Clean public transport in two steps

Students from Voronezh have developed a dual-action sterilizer for public transport

With the onset of coronavirus, public transport systems worldwide have welcomed an army of disinfection specialists. Their job is to wipe railings and handles with disinfectant-laden wipes and clean the cabin seats at terminal stops. And even though they wear masks, they often have to move through a crowd of passengers, putting their health and well-being on the line by encountering masses of people. While their work is critically important, it is hard to evaluate their effectiveness, which depends on each worker’s thoroughness and may vary with the number of passengers.
Crowds make it harder to wipe every surface and increase the need for disinfection. According to Russia’s consumer protection agency Rospotrebnadzor, public transport is the number one place to catch the virus. In November, the agency’s head Anna Popova was quoted as saying: ‘The most dangerous places are those where social distancing is hard to maintain. Most often, people catch the disease in public transport.’
It is possible that a new device designed in Russia may replace human disinfection teams in buses and streetcars and solve the issue of public transport safety. A team from the student R&D lab of the Voronezh State Technical University have developed what they called a Transport Disinfection System.

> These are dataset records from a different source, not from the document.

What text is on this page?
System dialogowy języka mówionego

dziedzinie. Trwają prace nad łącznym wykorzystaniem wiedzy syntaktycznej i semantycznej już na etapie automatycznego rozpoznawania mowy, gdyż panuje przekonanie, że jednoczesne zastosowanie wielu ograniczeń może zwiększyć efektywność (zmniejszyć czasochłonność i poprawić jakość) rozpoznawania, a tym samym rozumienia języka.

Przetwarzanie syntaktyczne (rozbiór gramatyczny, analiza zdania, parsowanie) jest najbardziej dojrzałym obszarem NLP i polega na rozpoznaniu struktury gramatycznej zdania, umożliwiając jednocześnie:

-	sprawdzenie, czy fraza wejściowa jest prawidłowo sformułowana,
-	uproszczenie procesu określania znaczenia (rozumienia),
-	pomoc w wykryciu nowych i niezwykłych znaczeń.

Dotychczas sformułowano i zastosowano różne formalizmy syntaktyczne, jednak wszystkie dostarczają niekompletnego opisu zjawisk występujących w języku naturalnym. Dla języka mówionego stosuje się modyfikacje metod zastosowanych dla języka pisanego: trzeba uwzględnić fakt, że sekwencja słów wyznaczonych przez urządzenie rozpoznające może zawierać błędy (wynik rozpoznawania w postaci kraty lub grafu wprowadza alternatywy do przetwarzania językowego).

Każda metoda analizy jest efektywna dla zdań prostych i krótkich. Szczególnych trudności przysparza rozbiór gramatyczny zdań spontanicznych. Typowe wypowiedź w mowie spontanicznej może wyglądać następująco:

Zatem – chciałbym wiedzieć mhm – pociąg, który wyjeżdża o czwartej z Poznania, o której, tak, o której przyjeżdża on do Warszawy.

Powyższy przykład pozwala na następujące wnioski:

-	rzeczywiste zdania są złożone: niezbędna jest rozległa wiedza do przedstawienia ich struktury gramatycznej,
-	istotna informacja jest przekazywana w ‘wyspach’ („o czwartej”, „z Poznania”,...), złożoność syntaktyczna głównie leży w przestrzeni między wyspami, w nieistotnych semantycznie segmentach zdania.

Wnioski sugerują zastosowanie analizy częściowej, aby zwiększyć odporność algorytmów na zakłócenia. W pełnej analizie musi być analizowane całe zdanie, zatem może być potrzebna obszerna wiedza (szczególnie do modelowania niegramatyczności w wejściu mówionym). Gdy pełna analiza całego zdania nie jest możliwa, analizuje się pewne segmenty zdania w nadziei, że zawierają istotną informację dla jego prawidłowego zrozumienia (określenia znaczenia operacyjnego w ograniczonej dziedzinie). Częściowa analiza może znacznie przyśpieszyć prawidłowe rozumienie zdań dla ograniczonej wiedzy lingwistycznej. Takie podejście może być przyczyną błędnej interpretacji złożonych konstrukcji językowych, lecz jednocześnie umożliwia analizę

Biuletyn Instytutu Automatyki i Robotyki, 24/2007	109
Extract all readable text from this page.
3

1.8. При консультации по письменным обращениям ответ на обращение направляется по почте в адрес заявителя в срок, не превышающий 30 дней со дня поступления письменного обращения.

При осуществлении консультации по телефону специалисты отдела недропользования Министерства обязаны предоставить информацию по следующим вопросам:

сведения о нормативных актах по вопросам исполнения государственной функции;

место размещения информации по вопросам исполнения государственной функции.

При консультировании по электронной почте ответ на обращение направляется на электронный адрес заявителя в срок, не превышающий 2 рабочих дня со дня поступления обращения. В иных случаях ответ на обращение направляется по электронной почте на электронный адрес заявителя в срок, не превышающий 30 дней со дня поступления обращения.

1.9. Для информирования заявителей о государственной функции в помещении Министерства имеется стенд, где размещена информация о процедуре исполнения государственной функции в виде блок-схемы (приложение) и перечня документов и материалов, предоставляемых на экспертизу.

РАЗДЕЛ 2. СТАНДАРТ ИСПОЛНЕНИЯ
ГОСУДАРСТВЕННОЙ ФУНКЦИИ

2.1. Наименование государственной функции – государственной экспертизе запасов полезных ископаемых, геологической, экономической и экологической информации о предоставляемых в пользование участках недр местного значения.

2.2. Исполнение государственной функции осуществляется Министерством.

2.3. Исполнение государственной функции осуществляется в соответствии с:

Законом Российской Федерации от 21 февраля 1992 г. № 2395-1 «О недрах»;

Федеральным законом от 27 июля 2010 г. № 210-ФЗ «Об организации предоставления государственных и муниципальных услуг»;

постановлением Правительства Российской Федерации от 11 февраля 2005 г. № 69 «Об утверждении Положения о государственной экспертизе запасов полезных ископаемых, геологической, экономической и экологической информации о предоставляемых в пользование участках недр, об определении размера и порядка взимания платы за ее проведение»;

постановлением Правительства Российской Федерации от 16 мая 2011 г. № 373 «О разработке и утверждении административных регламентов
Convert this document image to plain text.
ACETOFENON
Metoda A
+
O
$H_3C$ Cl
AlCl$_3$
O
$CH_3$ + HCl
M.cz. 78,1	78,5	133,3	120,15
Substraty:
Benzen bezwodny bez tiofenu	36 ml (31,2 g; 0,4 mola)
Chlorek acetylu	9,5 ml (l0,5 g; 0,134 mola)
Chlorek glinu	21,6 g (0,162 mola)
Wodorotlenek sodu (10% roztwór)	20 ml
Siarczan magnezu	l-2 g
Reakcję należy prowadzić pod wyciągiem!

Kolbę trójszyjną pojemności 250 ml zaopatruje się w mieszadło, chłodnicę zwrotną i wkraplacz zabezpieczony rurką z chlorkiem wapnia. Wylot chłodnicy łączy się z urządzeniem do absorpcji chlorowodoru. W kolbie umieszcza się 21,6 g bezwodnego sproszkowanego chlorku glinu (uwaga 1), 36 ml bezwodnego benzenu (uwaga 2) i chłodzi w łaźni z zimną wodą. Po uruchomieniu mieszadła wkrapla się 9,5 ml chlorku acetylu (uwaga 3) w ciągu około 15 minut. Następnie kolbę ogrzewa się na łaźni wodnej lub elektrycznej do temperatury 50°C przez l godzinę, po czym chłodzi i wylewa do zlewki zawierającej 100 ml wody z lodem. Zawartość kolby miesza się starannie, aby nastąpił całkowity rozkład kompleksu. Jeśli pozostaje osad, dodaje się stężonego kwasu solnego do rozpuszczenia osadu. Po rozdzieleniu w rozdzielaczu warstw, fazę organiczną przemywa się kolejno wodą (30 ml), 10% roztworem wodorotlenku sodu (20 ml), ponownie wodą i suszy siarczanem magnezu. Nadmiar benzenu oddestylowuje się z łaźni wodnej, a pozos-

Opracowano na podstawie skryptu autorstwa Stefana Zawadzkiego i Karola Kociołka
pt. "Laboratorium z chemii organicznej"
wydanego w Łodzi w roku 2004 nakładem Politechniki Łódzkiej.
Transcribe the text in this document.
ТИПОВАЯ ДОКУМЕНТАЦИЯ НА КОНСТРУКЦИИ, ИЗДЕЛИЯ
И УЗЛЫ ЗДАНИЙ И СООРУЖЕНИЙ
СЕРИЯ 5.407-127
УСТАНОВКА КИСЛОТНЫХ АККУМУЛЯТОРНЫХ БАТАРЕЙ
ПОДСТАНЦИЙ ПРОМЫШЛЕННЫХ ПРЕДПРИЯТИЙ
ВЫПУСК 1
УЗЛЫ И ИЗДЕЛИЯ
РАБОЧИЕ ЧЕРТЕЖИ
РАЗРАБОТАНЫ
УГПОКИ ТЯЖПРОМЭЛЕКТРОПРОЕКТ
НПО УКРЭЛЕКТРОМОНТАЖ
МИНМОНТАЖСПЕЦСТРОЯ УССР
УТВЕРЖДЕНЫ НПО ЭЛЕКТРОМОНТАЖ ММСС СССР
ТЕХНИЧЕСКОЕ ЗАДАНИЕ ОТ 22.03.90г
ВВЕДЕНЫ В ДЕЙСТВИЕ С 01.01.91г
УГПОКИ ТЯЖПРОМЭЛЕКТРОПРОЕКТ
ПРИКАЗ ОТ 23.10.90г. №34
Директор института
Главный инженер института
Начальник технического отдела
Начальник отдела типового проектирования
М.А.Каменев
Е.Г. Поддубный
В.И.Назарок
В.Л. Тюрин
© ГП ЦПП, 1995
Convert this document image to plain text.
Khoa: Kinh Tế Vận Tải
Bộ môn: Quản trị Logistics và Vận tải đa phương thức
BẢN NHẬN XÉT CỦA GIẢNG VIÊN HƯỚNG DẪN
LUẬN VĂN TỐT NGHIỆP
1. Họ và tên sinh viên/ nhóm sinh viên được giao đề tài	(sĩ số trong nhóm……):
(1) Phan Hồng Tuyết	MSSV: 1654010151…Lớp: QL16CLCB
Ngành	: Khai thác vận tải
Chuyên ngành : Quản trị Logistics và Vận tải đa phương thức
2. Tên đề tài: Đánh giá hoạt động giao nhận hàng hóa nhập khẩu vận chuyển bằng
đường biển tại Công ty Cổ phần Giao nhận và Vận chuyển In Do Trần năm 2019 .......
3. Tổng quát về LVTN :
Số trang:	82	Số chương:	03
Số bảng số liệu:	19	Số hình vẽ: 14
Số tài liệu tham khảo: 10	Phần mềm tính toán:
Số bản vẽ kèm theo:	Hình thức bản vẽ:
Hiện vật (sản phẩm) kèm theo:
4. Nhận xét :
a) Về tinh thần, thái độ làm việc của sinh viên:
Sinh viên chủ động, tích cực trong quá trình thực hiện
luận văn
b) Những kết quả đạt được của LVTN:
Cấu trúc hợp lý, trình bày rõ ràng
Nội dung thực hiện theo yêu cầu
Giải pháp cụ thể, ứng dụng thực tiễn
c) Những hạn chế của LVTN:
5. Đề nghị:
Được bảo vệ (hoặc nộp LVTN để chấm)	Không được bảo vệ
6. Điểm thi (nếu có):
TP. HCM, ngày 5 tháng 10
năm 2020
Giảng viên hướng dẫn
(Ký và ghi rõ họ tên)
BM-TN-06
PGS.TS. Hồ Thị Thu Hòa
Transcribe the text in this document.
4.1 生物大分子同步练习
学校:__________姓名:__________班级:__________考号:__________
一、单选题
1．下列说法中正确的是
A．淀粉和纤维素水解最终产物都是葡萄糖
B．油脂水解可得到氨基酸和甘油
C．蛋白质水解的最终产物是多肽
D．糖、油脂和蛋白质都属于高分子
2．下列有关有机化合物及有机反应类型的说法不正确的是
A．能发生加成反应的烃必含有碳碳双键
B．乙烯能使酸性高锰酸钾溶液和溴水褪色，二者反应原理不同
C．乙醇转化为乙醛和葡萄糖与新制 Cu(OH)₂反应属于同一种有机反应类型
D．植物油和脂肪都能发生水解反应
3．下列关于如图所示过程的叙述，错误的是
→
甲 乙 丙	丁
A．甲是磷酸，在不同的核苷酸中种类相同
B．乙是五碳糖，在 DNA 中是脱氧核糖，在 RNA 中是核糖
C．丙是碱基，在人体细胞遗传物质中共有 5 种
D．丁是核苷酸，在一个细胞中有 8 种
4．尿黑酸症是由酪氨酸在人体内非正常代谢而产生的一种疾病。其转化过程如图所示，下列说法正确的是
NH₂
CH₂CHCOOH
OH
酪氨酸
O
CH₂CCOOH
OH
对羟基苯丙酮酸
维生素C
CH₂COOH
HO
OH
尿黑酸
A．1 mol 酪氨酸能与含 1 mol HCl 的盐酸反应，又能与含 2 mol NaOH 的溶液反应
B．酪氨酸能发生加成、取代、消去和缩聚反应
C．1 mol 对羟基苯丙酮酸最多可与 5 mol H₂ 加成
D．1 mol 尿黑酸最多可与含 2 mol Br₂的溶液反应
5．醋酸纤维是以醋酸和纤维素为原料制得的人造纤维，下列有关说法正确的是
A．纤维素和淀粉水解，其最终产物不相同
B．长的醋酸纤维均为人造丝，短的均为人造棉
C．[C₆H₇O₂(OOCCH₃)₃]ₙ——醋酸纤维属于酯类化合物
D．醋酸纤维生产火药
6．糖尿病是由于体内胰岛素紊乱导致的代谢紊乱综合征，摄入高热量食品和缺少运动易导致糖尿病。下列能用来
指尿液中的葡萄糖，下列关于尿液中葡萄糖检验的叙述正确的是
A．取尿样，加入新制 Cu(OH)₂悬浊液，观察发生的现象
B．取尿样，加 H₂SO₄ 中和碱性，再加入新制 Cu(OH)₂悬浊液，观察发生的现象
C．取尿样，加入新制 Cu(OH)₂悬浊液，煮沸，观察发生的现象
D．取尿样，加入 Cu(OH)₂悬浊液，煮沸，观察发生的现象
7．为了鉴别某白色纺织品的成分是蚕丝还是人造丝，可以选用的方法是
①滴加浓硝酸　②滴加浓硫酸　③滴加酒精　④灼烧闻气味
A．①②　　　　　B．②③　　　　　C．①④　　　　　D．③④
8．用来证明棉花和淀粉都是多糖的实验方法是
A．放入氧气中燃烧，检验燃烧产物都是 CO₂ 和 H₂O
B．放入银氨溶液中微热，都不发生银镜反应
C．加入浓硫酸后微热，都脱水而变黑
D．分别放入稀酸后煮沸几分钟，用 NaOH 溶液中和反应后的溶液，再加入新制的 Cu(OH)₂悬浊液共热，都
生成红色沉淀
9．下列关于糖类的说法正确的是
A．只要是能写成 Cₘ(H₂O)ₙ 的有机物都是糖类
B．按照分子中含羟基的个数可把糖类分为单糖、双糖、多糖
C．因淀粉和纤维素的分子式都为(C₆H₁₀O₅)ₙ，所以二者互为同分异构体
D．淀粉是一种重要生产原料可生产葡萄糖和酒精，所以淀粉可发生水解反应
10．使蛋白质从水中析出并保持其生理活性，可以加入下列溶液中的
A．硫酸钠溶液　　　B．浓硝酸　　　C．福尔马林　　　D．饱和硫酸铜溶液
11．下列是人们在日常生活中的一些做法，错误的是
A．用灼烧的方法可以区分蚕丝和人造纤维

Amidst a global viral pandemic, their UV recirculator can help maintain safety on public transport, as well as in carsharing and private vehicles. The project was run as a part of the intensive education program of NTI’s University 2035. 

‘Our solution is unique because it is the first such system designed in Russia,’ explains the director of the University’s office for research and innovation commercialization Aleksandr Sergeyev.
According to him, the device has two modes. One is the air purification mode, allowing for the driver and passengers to remain in the vehicle. The UV recirculator takes the air in, disinfects it, and sends it back out into the cabin. In the second mode, the device rays everything with UV light, destroying pathogens on every surface. When cleaning a public transport vehicle, the procedure must be performed at the terminal or in maintenance when the cabin is empty. The device can detect the presence of people. ‘Our country does not yet have a device that combines air and surface purification,’ stresses Sergeyev.
He claims that the bench tests have confirmed the effectiveness of the UV recirculator. Once the experimental version has been tested, the team plans to assemble a demo version, followed by developing a wide range of devices that enable effective cleaning of both public and private vehicles.
Local transport businesses and agencies have already expressed interest in the Voronezh students’ invention. That is why the team plans to begin the deployment locally first. They expect the device to cost upwards of 50,000 rubles (~US$650).
‘We are hoping to commercialize this project, but it is quite obvious that students alone cannot take to the production phase. That is why we are hoping for industrial partners to step forward and assist us, notes Sergeyev. Presently, we are actively working on getting the design certified. Unfortunately, our Russian legal framework does not allow us to achieve that quickly, but we are moving in that direction. We are also working on submitting a patent application to secure IP rights. Moreover, we are surveying the potential size of the market as production capacity depends on the demand. Obviously, we are talking about the entire public transport sector of Russia, and possibly other countries as well.’
The Voronezh State Tech University is the base university of the Voronezh region. It is a modern scientific, educational, and R&D hub that provides teaching, re-training, and advanced professional development programs to the regional industrial and construction sectors. Over 20,000 people study here. The Student R&D Center is a sub-division of the VSTU, where the most talented young engineers bring their ideas to life.
As of November 17, over 55 million cases of COVID-19 have been registered globally, and over 1,330,000 people died from it. In Russia, 1,970,000 people have been infected, and 33,900 died as a result.